The effect of aging on mitochondrial and cytosolic hepatic intrinsic death pathway and apoptosis associated proteins in Fischer 344 rats

Apoptosis is increased in the liver in old age and is a common pathological feature of liver disease. The mitochondria play a key role in regulating apoptosis via the intrinsic death pathway. As the effect of aging on this pathway is unclear, we aimed to characterize the impact of aging on the hepatic intrinsic death pathway and apoptosis. Livers from young adult (6.6 ± 0.3 months, n = 9) and old (25.4 ± 0.7 months, n = 9) male Fischer 344 rats were extracted for cellular fractionation and immunobloting. In old age there were lower mitochondrial protein levels of pro-apoptotic BAK, BID, tBID and VDAC1 (p < 0.05) and of anti-apoptotic Bcl-2. Compared to young, old rats had lower cytosolic protein levels of pro-apoptotic BAX, BAK, BID, tBID and anti-apoptotic Bcl-xL (p < 0.05). BAK, Bcl-2 and Bcl-xL were found in the cytosol.
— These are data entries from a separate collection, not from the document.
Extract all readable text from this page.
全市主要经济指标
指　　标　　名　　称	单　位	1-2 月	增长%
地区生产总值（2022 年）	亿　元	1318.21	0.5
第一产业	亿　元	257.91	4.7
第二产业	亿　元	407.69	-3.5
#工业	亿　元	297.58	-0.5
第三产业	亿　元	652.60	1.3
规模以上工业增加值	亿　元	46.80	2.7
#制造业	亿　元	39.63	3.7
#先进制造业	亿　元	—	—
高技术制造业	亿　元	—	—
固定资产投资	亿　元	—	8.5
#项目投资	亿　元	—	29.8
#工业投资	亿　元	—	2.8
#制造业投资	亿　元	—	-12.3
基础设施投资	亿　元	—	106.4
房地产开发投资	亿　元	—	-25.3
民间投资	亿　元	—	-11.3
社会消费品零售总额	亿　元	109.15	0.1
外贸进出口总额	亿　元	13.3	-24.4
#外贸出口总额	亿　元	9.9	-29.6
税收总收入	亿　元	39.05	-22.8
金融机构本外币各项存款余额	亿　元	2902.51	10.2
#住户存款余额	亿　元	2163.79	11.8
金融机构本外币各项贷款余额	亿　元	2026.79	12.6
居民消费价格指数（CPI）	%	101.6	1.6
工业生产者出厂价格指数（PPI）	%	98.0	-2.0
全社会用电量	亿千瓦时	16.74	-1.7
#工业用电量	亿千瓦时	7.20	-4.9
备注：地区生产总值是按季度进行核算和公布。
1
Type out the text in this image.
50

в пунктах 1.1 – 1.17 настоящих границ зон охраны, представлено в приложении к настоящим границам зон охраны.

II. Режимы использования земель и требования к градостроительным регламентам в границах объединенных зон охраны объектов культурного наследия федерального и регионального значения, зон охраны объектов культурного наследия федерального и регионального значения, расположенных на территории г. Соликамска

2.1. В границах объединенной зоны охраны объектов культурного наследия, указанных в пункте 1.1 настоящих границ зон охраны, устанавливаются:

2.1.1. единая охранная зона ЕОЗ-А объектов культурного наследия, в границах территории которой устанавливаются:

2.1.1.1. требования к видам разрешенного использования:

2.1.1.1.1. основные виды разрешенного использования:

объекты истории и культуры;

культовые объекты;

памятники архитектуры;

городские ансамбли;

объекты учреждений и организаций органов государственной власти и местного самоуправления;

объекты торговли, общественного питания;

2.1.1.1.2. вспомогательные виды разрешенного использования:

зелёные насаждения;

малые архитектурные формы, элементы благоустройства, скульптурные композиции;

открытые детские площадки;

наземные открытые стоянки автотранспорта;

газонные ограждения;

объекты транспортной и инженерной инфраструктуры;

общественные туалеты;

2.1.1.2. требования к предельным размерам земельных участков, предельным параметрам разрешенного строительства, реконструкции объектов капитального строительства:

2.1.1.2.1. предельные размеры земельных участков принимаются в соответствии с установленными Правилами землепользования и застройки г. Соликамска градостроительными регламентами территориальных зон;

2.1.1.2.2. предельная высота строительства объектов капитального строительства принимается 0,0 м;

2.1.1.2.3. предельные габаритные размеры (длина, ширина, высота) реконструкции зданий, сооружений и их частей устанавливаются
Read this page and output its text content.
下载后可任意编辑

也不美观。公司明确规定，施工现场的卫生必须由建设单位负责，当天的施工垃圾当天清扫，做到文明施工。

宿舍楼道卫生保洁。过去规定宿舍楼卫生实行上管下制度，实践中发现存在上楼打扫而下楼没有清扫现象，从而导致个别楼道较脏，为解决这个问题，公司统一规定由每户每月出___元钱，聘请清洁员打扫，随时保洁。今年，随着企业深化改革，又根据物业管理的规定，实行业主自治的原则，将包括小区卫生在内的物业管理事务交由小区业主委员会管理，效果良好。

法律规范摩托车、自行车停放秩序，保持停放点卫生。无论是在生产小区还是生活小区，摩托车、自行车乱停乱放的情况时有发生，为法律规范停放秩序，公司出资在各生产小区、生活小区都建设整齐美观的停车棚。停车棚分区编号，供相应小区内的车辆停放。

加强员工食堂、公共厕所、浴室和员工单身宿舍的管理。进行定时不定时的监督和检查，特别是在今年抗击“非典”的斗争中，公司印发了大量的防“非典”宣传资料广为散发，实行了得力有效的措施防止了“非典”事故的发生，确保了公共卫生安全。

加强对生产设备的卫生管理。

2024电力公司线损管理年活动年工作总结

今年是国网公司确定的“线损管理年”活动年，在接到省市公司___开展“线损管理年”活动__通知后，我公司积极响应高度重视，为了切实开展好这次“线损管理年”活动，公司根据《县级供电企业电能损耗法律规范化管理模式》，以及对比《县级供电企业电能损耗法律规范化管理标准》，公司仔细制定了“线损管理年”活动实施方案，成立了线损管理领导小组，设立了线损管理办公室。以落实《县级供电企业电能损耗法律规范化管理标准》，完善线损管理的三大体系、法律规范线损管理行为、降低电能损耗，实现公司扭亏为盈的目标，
Furthermore with old age, cytosolic protein levels of cytochrome C, AIF and cleaved caspase-9 did not change but activation of caspase-3, -6 and -7 increased (p < 0.05) and DNA fragmentation trended to increase. Our results suggest an age-related decline in the levels of a number of proteins involved in the intrinsic death pathway, an uncoupling of intermediate apoptosis signaling and increased cellular apoptosis in the liver in old age.